Substantive Law Prep
Make no mistake, your 0L prep should focus mostly on developing law school test-taking skills. However, you’ll find it extremely helpful to get your arms around the substantive law you’ll encounter during 1L.
You should do this by skimming the supplements featured below prior to 1L. Not only will these supplements help you prepare for 1L, they’ll also form the backbone of your 1L exam prep. But remember, the goal of 0L prep is to familiarize yourself with the substantive law, not master it.

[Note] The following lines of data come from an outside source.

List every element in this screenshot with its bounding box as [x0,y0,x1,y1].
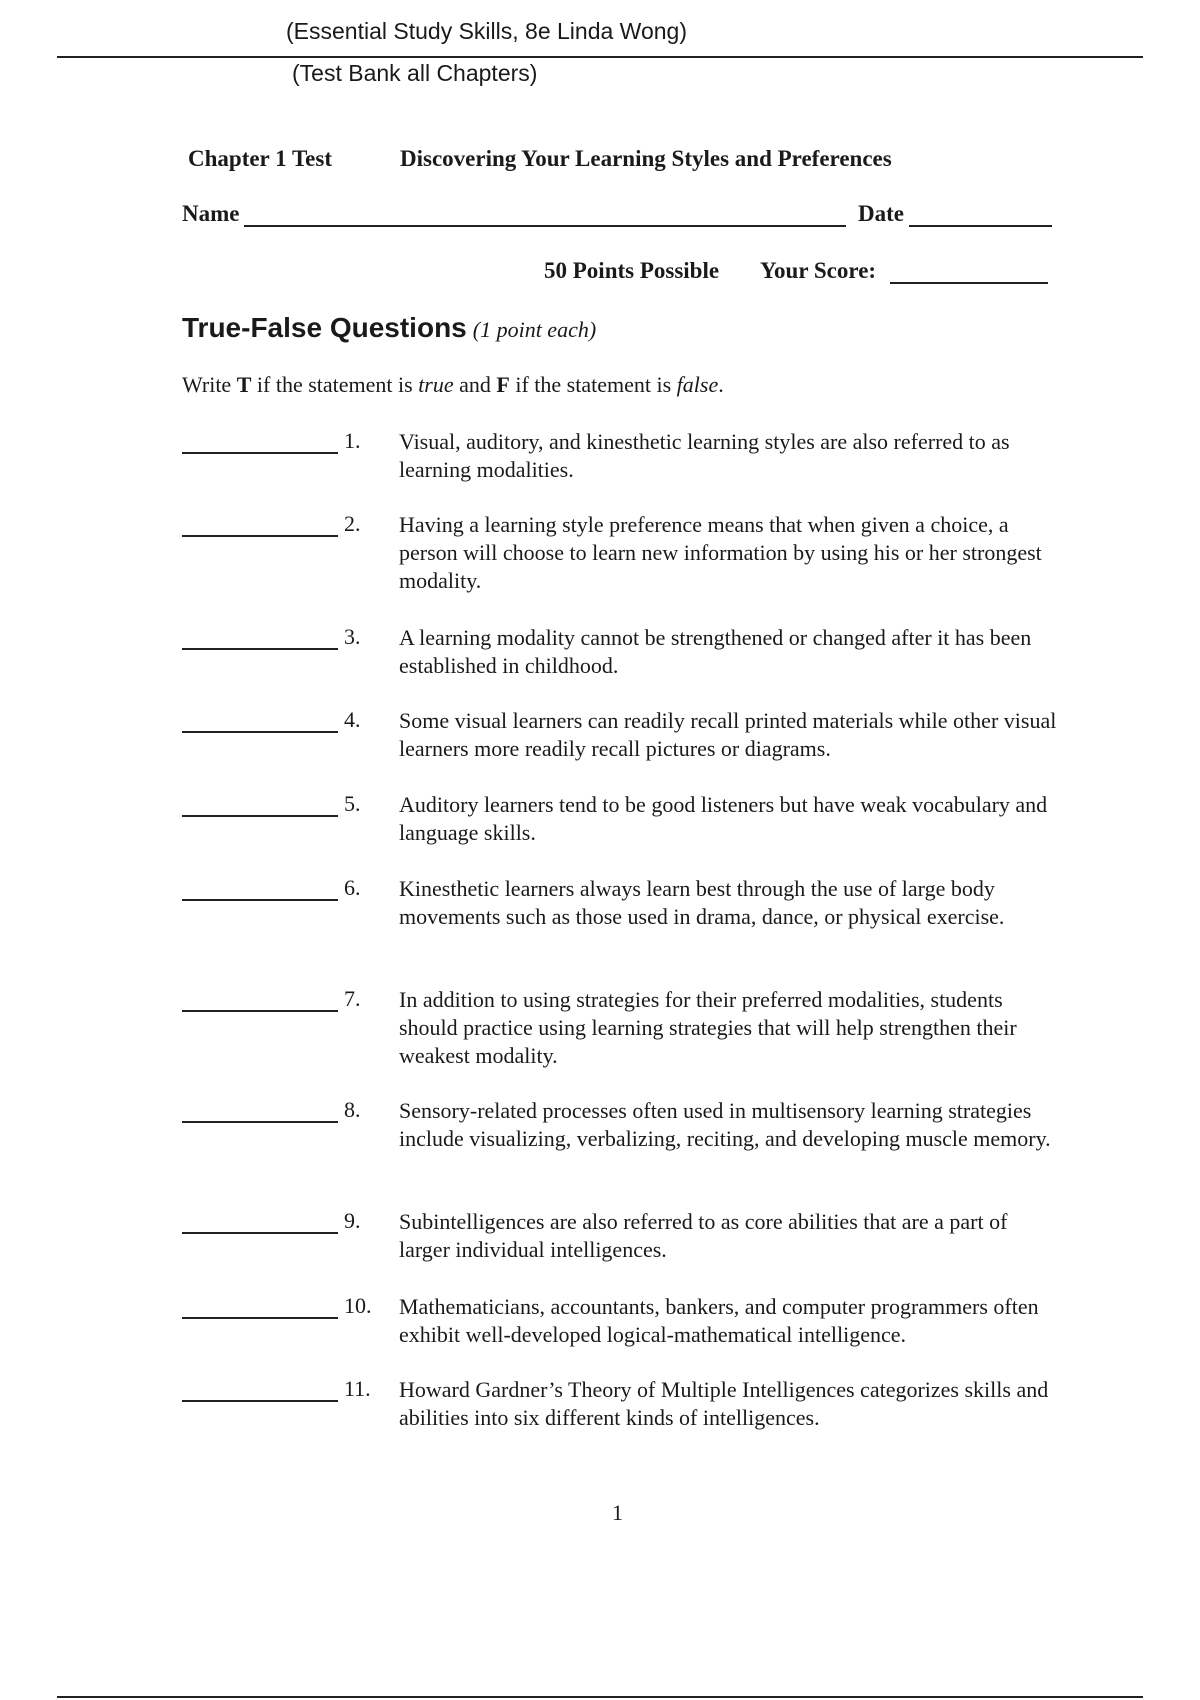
answer-blank[interactable] [182,1232,338,1234]
date-field[interactable] [909,225,1052,227]
instructions-text: if the statement is [509,372,677,397]
points-possible: 50 Points Possible [544,258,720,283]
question-text: In addition to using strategies for their preferred modalities, students should practice using learning strategies that will help strengthen their weakest modality. [399,987,1017,1068]
footer-divider [57,1696,1143,1698]
page-number: 1 [612,1500,623,1525]
chapter-title: Discovering Your Learning Styles and Preferences [400,146,892,171]
instructions-false: false [676,372,719,397]
question-number: 8. [344,1097,361,1122]
instructions [182,372,724,398]
question-number: 11. [344,1376,371,1401]
question-text: Sensory-related processes often used in multisensory learning strategies include visualizing, verbalizing, reciting, and developing muscle memory. [399,1098,1051,1151]
question-text: Auditory learners tend to be good listeners but have weak vocabulary and language skills. [399,792,1048,845]
question-number: 6. [344,875,361,900]
answer-blank[interactable] [182,731,338,733]
question-text: Kinesthetic learners always learn best through the use of large body movements such as those used in drama, dance, or physical exercise. [399,876,1005,929]
instructions-f: F [496,372,510,397]
question-text: Having a learning style preference means that when given a choice, a person will choose to learn new information by using his or her strongest modality. [399,512,1042,593]
question-text: Howard Gardner’s Theory of Multiple Intelligences categorizes skills and abilities into six different kinds of intelligences. [399,1377,1049,1430]
section-title-text: True-False Questions [182,312,467,343]
instructions-text: if the statement is [251,372,419,397]
question-number: 3. [344,624,361,649]
question-number: 9. [344,1208,361,1233]
instructions-text: Write [182,372,237,397]
answer-blank[interactable] [182,1010,338,1012]
header-divider [57,56,1143,58]
question-text: Mathematicians, accountants, bankers, and computer programmers often exhibit well-developed logical-mathematical intelligence. [399,1294,1039,1347]
answer-blank[interactable] [182,648,338,650]
answer-blank[interactable] [182,815,338,817]
section-subtitle: (1 point each) [472,317,597,342]
answer-blank[interactable] [182,899,338,901]
header-subtitle: (Test Bank all Chapters) [292,60,538,86]
question-number: 5. [344,791,361,816]
name-field[interactable] [244,225,846,227]
answer-blank[interactable] [182,1121,338,1123]
chapter-label: Chapter 1 Test [188,146,332,171]
answer-blank[interactable] [182,452,338,454]
question-text: A learning modality cannot be strengthened or changed after it has been established in childhood. [399,625,1032,678]
instructions-t: T [236,372,252,397]
date-label: Date [858,201,904,226]
name-label: Name [182,201,240,226]
question-number: 2. [344,511,361,536]
question-text: Subintelligences are also referred to as core abilities that are a part of larger individual intelligences. [399,1209,1008,1262]
question-number: 7. [344,986,361,1011]
question-number: 1. [344,428,361,453]
instructions-text: and [453,372,497,397]
instructions-text: . [718,372,724,397]
question-text: Visual, auditory, and kinesthetic learning styles are also referred to as learning modalities. [399,429,1010,482]
score-field[interactable] [890,282,1048,284]
score-label: Your Score: [760,258,877,283]
answer-blank[interactable] [182,1400,338,1402]
question-number: 4. [344,707,361,732]
question-number: 10. [344,1293,372,1318]
section-title [182,312,596,344]
answer-blank[interactable] [182,1317,338,1319]
header-book-title: (Essential Study Skills, 8e Linda Wong) [286,18,687,44]
question-text: Some visual learners can readily recall printed materials while other visual learners more readily recall pictures or diagrams. [399,708,1057,761]
answer-blank[interactable] [182,535,338,537]
instructions-true: true [418,372,454,397]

Civil Procedure (Examples and Explanations) — Eighth Edition, by Joseph Glannon
Concepts and Case Analysis in the Law of Contracts — Seventh Edition, by Marvin Chirelstein
Property (Examples and Explanations) — Fifth Edition, by Barlow Burke and Joseph Snoe
Understanding Criminal Law — Seventh Edition, by Joshua Dressler
The Law of Torts (Examples and Explanations) — Fifth Edition, by Joseph Glannon
Constitutional Law: Principles and Policies — Fifth Edition, by Erwin Chemerinsky
What To Expect Prep
1L of a Ride: A Well-Traveled Professor’s Roadmap to Success in the First Year of Law School gives you a “behind the scenes” look at what to expect during your first year in law school.
1L of a Ride should be required reading for all aspiring law students because it’s loaded with helpful anecdotes, empirical research, and true stories from law students about what you need to know to succeed in law school before you ever step foot on campus.
If you read only one book about law school, 1L of a Ride should be it.